Le FMI a, d’ailleurs, nettement revu à la baisse sa prévision de croissance pour les États-Unis en raison du resserrement de sa politique monétaire, tout en jugeant que le pays devrait parvenir à éviter une récession. Dans son évaluation annuelle de la politique économique américaine, révélée fin juin, l’institution prévoyait une expansion de 2,9% pour le PIB américain en 2022 contre 3,7% projeté en avril. Pour 2023, la croissance tombera à 1,7%, selon ces nouvelles projections du FMI qui a estimé : «Nous nous attendons à ce que l’économie des États-Unis ralentisse en 2022-2023, mais qu’elle évite de justesse une récession».
Une croissance chinoise en berne
La Chine connaît elle aussi un ralentissement de sa croissance. Elle a, ainsi, dévoilé mi-mai ses pires performances économiques depuis deux ans, avec un taux de chômage qui a bondi en avril à 6,1% – proche du record absolu. Un ralentissement de l’économie qui met en péril l’objectif de croissance de 5,5% fixé initialement. Pourtant le pays n’est pas sujet à une inflation galopante comme ailleurs dans le monde. Optant pour une stratégie Zéro-Covid, Pékin continue d’instaurer des confinements stricts dès qu’elle observe un rebond de l’épidémie, fragilisant sa production, sa consommation et les chaînes d’approvisionnement. A l’échelle internationale, les entreprises se retrouvent donc pénalisées par des retards dans leur approvisionnement en particulier dans l’automobile qui manque surtout de semi-conducteurs.

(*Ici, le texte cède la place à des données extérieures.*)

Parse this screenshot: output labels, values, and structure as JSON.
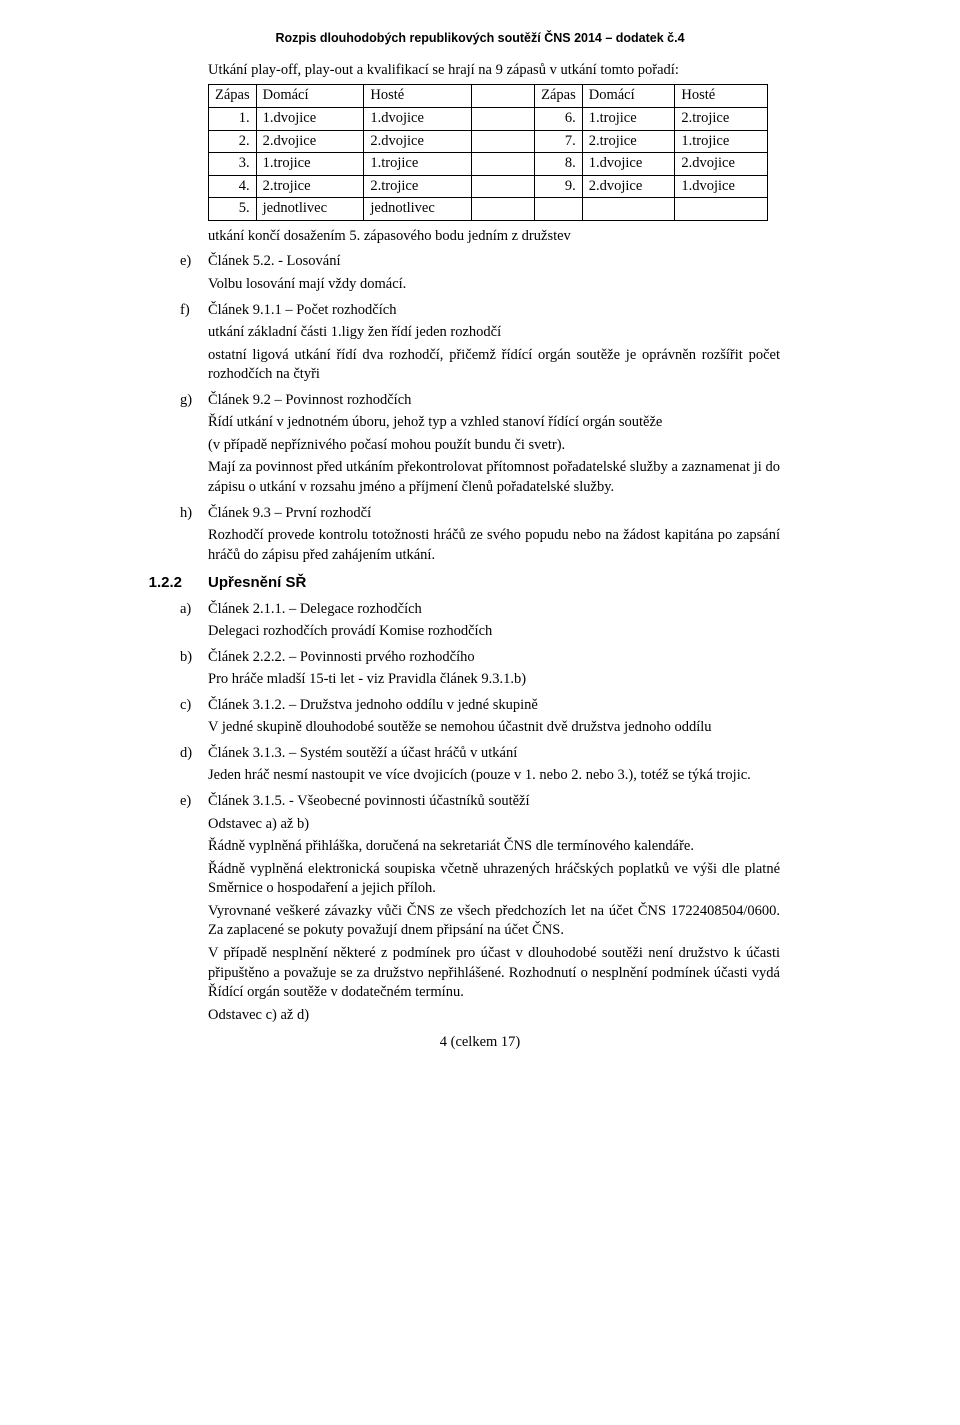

Une crainte partagée par la BCE
Ce risque de récession est également envisagé du côté européen. Le 30 juin dernier, la Banque centrale européenne a indiqué qu’elle s’apprêtait à demander aux banques de la zone euro de prendre en compte un tel risque dans leurs prévisions.

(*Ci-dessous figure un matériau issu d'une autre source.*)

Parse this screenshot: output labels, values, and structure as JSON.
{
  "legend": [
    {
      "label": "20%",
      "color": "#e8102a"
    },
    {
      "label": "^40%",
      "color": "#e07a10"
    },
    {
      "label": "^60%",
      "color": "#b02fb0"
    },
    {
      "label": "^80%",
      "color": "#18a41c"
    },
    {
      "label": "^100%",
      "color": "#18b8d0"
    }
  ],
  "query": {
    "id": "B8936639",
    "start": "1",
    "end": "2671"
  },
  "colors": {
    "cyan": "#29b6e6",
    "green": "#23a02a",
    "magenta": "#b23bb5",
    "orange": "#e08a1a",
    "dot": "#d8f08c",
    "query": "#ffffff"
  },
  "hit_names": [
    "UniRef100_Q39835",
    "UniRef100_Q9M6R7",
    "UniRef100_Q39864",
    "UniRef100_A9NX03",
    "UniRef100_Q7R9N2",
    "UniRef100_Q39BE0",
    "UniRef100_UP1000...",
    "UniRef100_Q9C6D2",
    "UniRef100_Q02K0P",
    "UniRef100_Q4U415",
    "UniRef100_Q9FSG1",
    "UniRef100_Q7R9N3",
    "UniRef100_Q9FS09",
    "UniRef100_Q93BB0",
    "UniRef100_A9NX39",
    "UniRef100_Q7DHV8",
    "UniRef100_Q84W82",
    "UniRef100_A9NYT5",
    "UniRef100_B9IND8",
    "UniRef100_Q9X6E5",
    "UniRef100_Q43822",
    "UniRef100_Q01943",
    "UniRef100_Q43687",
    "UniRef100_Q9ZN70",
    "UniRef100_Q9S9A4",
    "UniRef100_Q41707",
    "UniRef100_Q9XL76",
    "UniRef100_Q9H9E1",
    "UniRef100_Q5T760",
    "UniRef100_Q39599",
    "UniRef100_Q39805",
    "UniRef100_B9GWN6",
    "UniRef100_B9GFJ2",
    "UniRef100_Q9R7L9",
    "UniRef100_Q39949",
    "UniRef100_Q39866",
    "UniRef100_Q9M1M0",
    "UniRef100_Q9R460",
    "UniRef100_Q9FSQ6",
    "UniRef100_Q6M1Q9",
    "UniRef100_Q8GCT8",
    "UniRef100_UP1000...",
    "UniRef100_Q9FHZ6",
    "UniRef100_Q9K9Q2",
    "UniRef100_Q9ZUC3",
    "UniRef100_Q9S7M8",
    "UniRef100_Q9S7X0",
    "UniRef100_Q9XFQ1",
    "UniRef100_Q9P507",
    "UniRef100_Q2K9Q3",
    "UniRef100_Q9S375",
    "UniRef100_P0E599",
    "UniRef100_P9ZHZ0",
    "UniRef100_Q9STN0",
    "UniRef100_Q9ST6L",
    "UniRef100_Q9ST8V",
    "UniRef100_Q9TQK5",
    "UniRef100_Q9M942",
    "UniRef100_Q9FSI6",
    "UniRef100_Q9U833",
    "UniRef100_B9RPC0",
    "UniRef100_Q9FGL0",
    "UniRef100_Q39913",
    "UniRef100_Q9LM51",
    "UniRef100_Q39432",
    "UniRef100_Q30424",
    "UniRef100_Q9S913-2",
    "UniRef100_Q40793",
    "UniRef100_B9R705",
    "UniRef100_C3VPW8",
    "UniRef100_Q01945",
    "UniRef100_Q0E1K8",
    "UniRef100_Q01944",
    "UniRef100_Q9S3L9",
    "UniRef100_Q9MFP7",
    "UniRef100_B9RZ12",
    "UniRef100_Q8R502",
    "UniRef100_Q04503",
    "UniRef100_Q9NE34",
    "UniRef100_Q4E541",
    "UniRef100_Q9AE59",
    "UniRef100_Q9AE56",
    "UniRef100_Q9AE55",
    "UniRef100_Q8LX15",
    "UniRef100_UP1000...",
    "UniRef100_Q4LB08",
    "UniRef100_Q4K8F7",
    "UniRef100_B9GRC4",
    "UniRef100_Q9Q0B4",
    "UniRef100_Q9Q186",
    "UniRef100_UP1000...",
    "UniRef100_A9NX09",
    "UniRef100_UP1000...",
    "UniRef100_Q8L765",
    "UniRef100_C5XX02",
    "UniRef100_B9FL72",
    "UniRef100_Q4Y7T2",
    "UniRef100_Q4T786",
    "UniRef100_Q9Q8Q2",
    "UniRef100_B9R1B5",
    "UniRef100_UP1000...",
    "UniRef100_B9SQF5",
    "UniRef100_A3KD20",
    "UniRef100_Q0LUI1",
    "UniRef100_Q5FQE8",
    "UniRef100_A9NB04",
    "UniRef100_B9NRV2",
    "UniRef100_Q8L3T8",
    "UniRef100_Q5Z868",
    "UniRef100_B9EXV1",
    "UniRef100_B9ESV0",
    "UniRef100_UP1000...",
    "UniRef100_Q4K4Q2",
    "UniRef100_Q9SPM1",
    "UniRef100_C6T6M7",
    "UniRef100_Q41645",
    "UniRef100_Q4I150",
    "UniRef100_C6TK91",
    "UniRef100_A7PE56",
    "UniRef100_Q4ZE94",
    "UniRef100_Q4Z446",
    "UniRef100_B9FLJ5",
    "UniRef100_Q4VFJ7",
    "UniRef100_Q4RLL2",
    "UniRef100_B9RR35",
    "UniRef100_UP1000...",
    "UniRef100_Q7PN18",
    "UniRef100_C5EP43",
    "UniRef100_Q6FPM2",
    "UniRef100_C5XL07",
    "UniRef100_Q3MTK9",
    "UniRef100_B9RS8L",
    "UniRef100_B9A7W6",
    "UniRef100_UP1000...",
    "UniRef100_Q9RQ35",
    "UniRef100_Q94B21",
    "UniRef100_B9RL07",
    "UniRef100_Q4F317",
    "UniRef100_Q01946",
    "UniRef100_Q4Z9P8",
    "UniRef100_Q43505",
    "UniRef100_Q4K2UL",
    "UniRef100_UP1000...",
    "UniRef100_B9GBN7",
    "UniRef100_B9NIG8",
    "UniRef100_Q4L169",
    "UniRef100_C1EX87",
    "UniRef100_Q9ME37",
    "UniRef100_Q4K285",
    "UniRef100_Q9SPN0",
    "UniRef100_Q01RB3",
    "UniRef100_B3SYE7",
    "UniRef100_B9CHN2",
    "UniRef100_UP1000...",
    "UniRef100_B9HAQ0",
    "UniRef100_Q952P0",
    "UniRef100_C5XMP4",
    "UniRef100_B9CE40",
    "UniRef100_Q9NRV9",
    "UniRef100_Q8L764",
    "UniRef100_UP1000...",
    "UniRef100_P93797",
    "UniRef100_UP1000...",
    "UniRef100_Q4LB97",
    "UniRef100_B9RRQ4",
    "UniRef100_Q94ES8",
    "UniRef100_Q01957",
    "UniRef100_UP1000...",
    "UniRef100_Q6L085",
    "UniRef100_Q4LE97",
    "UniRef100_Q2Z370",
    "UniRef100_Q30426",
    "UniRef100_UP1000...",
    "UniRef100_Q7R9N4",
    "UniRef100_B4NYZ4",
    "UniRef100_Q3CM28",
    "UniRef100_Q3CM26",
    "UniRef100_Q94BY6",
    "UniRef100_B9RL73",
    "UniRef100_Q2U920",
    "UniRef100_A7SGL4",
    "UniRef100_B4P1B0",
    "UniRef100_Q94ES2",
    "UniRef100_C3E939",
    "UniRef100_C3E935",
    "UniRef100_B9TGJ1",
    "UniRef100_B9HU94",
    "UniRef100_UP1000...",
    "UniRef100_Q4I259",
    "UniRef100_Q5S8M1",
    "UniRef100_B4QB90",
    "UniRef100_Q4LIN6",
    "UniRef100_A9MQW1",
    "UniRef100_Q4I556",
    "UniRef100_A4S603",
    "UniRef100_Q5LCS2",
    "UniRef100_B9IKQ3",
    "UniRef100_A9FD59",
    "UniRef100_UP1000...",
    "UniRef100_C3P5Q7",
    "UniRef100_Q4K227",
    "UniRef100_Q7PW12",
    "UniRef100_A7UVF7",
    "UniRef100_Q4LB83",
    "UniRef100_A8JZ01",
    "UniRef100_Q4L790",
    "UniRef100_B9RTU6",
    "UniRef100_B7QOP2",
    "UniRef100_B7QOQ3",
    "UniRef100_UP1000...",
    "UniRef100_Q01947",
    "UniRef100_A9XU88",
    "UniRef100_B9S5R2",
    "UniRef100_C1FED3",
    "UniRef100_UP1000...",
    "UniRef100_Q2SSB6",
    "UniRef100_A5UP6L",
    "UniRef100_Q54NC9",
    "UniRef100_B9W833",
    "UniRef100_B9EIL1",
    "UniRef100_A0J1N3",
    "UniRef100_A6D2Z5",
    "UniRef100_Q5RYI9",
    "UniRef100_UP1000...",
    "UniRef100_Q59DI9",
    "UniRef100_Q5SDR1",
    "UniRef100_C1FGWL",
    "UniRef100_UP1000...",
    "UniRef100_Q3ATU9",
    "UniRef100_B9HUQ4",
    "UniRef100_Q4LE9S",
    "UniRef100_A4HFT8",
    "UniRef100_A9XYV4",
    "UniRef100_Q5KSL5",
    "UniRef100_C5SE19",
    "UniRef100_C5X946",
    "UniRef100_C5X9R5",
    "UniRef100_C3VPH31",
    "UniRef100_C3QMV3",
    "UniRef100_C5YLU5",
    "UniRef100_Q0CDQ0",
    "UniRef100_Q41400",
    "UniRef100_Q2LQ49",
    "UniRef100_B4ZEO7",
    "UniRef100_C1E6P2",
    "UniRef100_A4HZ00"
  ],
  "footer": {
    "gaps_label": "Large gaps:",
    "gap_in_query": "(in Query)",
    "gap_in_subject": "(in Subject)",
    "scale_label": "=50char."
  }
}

«Nous allons proposer de demander aux banques de recalculer leurs trajectoires de fonds propres dans un scénario plus sombre, en incluant potentiellement un embargo sur le gaz ou un scénario récessionniste, et d’utiliser cela dans le processus d’approbation de leurs projets de distribution à l’avenir», a expliqué le responsable de la supervision bancaire de la BCE Andrea Enria, en audition devant le Parlement européen. L’institution monétaire continue de tabler sur une croissance économique relativement soutenue cette année et l’an prochain.
Dans ses dernières prévisions du 9 juin, sa présidente, Christine Lagarde, disait s’attendre à une croissance de 2,8% en 2022 et 2,1% en 2023. Toutefois, la BCE prend en compte une possible dégradation de l’environnement économique, sur fond d’inflation, de crise énergétique et de guerre en Ukraine.